ST. PETERSBURG — Leroy Fowler's wife and daughter tried to stay positive as they drove along Interstate 275 on Sunday afternoon.
Then Shavonne Fowler saw her dad's 1999 Volvo sedan on the side of northbound I-275 near the 22nd Avenue N exit.
The hood was up and the doors were unlocked. The front left tire was blown out. Someone, likely a Florida Highway Patrol trooper, had slapped an orange sticker to a back window, tagging it as abandoned.
Leroy Harris Fowler Jr. hadn't returned home the night before. The two women weren't sure where he was.
Unbeknownst to them, Leroy Fowler wasn't far away at all.
Police believe the 62-year-old Tampa man died after falling from an elevated overpass near I-375 after experiencing car trouble Saturday afternoon. Detectives speculate he may have tried to shimmy down a tree to get to the ground after he walked south from where his car broke down.
His body wasn't found until Tuesday morning.

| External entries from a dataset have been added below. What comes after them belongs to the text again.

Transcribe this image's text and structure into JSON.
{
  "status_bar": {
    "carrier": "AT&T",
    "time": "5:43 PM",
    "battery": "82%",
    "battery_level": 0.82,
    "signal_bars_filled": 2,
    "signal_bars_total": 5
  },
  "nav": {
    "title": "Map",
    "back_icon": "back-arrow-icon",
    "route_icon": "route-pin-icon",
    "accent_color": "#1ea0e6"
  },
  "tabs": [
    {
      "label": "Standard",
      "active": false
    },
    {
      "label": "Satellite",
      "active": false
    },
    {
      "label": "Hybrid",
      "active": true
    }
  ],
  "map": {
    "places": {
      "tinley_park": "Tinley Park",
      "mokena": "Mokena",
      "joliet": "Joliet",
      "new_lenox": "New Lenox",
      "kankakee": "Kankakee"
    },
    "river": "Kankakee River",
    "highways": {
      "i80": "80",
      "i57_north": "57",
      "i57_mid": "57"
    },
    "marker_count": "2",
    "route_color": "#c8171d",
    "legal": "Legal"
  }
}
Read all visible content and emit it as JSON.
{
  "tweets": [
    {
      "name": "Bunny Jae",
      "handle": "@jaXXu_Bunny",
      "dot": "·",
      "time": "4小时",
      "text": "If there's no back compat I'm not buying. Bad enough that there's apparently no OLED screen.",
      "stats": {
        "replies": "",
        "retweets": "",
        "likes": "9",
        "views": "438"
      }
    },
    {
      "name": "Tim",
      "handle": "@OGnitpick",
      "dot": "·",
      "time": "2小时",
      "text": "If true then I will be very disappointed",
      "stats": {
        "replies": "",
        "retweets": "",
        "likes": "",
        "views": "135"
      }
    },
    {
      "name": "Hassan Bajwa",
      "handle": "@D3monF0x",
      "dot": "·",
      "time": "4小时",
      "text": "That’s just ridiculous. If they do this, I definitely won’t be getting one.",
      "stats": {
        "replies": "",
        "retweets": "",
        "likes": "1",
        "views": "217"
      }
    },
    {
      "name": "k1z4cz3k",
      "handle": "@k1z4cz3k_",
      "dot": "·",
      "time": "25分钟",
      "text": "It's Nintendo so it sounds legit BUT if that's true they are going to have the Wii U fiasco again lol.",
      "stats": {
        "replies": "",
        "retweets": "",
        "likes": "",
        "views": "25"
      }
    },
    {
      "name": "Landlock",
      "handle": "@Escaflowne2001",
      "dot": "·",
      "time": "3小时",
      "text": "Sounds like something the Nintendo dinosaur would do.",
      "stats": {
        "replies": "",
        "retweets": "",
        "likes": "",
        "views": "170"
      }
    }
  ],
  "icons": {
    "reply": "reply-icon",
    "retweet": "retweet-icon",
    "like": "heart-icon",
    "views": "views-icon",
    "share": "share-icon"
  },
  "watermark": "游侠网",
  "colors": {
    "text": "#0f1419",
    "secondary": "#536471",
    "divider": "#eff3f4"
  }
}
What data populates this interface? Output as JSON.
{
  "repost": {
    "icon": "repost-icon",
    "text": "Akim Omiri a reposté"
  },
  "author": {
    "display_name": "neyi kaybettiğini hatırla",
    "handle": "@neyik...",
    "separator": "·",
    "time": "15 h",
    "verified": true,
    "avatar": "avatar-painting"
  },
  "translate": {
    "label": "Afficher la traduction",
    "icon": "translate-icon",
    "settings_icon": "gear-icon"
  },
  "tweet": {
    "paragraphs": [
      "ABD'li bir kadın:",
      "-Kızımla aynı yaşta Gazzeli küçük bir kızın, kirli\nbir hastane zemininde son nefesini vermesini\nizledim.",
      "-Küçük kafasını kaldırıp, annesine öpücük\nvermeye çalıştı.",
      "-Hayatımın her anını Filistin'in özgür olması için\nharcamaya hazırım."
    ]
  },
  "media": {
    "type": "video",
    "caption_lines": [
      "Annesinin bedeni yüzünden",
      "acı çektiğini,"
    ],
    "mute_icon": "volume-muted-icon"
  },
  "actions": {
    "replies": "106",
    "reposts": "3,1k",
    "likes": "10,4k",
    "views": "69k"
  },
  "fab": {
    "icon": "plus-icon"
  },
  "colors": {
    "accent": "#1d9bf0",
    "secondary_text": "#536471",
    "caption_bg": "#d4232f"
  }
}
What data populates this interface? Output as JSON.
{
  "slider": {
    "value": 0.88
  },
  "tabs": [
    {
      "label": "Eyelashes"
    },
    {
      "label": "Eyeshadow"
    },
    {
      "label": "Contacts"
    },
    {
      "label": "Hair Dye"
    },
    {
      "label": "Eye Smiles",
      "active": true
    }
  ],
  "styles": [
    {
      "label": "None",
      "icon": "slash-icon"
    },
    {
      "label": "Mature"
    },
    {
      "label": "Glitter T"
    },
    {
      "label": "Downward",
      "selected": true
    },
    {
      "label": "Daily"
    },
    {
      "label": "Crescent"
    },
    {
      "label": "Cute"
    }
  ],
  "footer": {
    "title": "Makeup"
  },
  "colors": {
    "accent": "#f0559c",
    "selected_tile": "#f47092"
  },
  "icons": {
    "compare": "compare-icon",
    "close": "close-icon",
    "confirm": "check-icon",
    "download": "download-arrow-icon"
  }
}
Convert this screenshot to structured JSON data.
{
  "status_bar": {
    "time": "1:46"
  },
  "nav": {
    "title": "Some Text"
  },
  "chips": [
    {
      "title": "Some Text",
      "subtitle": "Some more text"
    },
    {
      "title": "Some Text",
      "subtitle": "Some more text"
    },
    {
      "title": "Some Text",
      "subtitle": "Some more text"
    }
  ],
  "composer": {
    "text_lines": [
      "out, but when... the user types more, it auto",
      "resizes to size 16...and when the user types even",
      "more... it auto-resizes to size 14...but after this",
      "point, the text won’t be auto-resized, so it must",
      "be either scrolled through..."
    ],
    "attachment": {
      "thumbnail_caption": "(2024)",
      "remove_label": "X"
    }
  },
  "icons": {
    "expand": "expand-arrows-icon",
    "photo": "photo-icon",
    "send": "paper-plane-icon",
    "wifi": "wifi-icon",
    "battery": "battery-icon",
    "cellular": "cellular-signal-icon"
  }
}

A broken tree branch was found nearby.
"We're just in disbelief," Shavonne Fowler, 24, said Tuesday night. Her mother, Sharon, a high school teacher in Tampa, was too distraught to talk. "Everybody's in shock."
She said that though the family believes her father fell to his death, they're less sure about the notion of him trying to climb down a tree.
"He wasn't like that," Shavonne Fowler said. "Maybe he just lost his balance."
City workers found Fowler's body about 10:15 a.m. Tuesday in a secluded area at the Water Resources compound off Third Avenue N and 16th Street.
Injuries on Fowler's body were consistent with a fall, police said.
"There is no immediate evidence that Mr. Fowler was the victim of foul play, was struck by a vehicle or was otherwise attempting to harm himself," St. Petersburg police spokesman Mike Puetz said.
Fowler came to St. Petersburg to visit relatives last weekend. His wife reported him missing Monday.
A relative told police that Fowler, who was not carrying a cellphone, left her home at about 3:30 p.m. Saturday. His family in Tampa expected him back the same day.
Shavonne Fowler said her mom called her Sunday morning. The two women were worried, but hopeful.
Leroy Fowler grew up in St. Petersburg, they said. They figured he was staying with someone he knew or had checked into a hotel.
"He hadn't used any credit cards, but then again, he usually had cash on him," his daughter said.
She didn't assume the worst until Monday morning.
For two years, her father, who retired from a phone company years ago, has watched his 4-year-old granddaughter, Meayra. The two had a special bond. He taught her to call him "Roy" because he felt too young inside to be called "granddaddy."
"He was dedicated to watching my daughter," Shavonne Fowler said. "We knew he wouldn't just not show up. Something was wrong."
His wife took the day off work and sat by the phone. His daughter anxiously drove around St. Petersburg later that night.
On Tuesday, police told the family about the discovery of Leroy Fowler's body, and their theory of how he died.
Detectives believe Fowler left the car after it stopped, walked south along the highway, then fell off the overpass near I-375. The area where he landed is in a tucked-away spot at the city compound, police said, and is not visited daily by workers.
The Pinellas-Pasco Medical Examiner's Office will determine an exact cause of death.
This isn't the first time someone has fallen off the overpass in that area.
In June 2010, authorities responded to a call of a riderless bike on the highway. They searched the area, but didn't find anyone. Fifteen hours later, they found the missing rider, 23-year-old Jose Pagan of St. Petersburg, dead underneath the overpass.
Both men were found in the same secluded area. The drop from the interstate in that area is reportedly about 30 feet.